What is (CES) Customer Effort Score?

Customer Effort Score (CES) is a metric used by businesses and customer service teams to measure the ease with which customers can resolve issues or complete tasks when interacting with a company’s products, services, or support channels. CES is designed to assess the overall convenience and simplicity of the customer experience.


How CES Works:

  1. Survey or Questionnaire: CES is typically collected through post-interaction surveys or questionnaires. After a customer interaction (e.g., support call, online chat, or purchase), customers are asked to rate the ease of their experience on a numeric scale.
  2. Numeric Scale: The most common CES scale ranges from 1 to 7, with 1 indicating “Very Difficult” and 7 indicating “Very Easy.” Customers choose a rating that best represents their perception of the effort required.
  3. Calculation: Once collected, the CES scores are averaged to determine the overall Customer Effort Score for a specific interaction or across multiple interactions.


Interpreting CES:

  • Low Score (1-3): A low CES score indicates that customers found the experience difficult and frustrating. This may suggest that improvements are needed to streamline processes or enhance support.
  • Moderate Score (4-6): A moderate CES score suggests that customers had a reasonably convenient experience but encountered some challenges. There may be opportunities to simplify processes.
  • High Score (7): A high CES score indicates that customers found the experience exceptionally easy and hassle-free. This is a positive indicator of customer satisfaction and loyalty.


Applications of CES:

  • Service Improvement: CES feedback can guide organizations in identifying pain points and areas where customer interactions can be made more effortless.
  • Predictive Value: A lower CES score can be indicative of future dissatisfaction and potential churn, making it valuable for predicting customer loyalty.
  • Benchmarking: CES scores can be used to benchmark performance against industry standards and competitors.
  • Product Development: CES can inform product development by highlighting features or functions that customers find cumbersome.

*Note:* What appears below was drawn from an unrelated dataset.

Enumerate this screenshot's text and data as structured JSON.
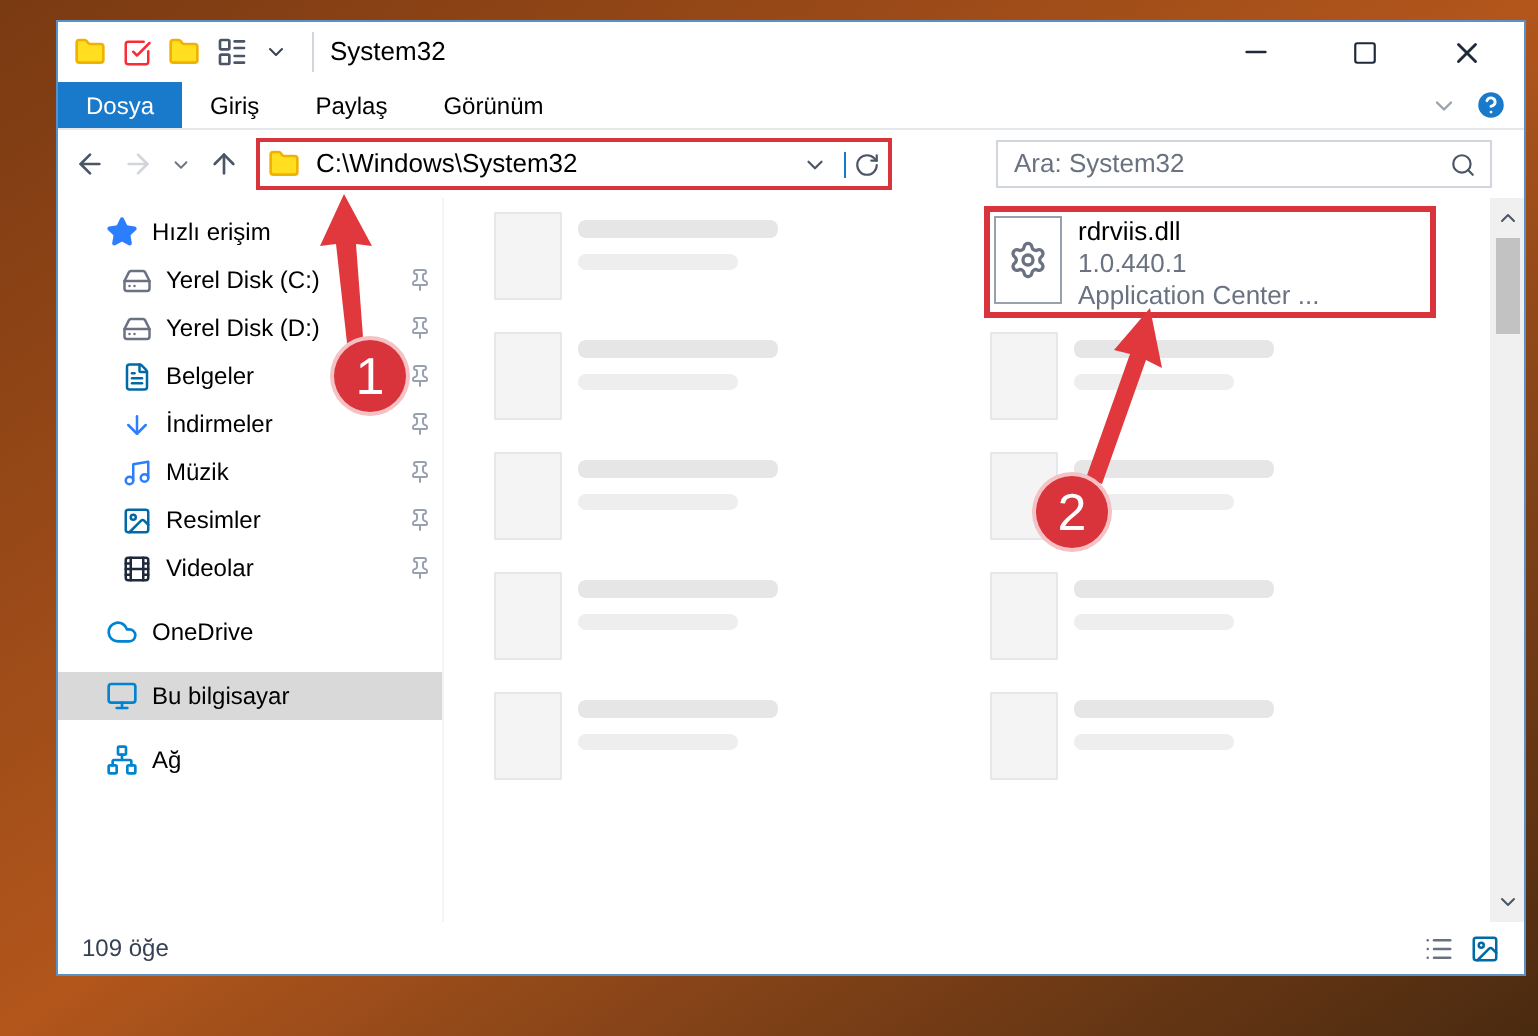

Customer Effort Score is a valuable tool for assessing and improving the customer experience, with a focus on reducing friction and making it easier for customers to achieve their goals.


Customer Effort Score Question Examples:

  • CES questions should be designed to gauge the level of effort customers perceive when interacting with your company. Here are some examples of CES questions:
  • “On a scale of 1 to 7, how easy was it to resolve your issue today?”
  • “How much effort did you have to put in to complete your recent purchase with us?”
  • “Did you find it effortless to navigate our website and find the information you needed?”
  • “How challenging was it to contact our customer support team and get your query resolved?”
  • “Was it easy to understand the instructions provided in our user manual?”
  • These questions use a Likert scale or similar rating system to measure customer effort. The specific scale (e.g., 1 to 7) can be customized to fit your organization’s needs.


CES Example Statements:

  • CES statements are typically declarative statements that customers can agree or disagree with to indicate their perceived effort. Examples of CES statements include:
  • “I found it easy to accomplish my goal.”
  • “It took minimal effort to get the assistance I needed.”
  • “I encountered unnecessary obstacles during my interaction.”
  • “Navigating our platform was straightforward.”
  • Customers can respond by selecting options like “Strongly Agree,” “Agree,” “Neutral,” “Disagree,” or “Strongly Disagree.”


Types of Customer Effort Score Surveys:

  • CES surveys can be conducted using various scales or response formats, depending on your preferences and the nature of your interactions. Here are the types:
  • CES Score using the Likert Scale: This is the most common type, where customers rate their effort on a scale (e.g., 1 to 7).
  • CES Score using the 1 to 10 Scale: Similar to the Likert scale, but with a different numeric range.
  • CES Score using the 1 to 5 Scale: A simpler version with a smaller range.
  • CES Score using Emoticons/Emojis: Customers choose emoticons or emojis that represent their effort level, such as 😊 for easy or 😠 for difficult.


When should you conduct a Customer Effort Score Survey?

CES surveys are typically conducted after specific customer interactions, such as support calls, website visits, or product purchases. They can also be conducted periodically to assess overall customer experience. The timing depends on your objectives and the touchpoints you want to measure.


What is a good customer effort score?

The interpretation of a “good” CES score can vary by industry and organization. Generally, a lower score indicates higher customer effort (which is less desirable), while a higher score suggests lower customer effort (more desirable). The specific threshold for what’s considered “good” depends on industry benchmarks and your company’s goals. It’s essential to track trends and improvements over time rather than focusing solely on a single numeric value.


How do you improve your Customer Effort Score?

Improving CES involves simplifying processes, enhancing customer support, and reducing friction in customer journeys. Strategies may include:

  • Streamlining website navigation and self-service options.
  • Providing clear and concise instructions and documentation.
  • Training and empowering support agents to resolve issues efficiently.
  • Continuously gathering customer feedback and acting on it to address pain points.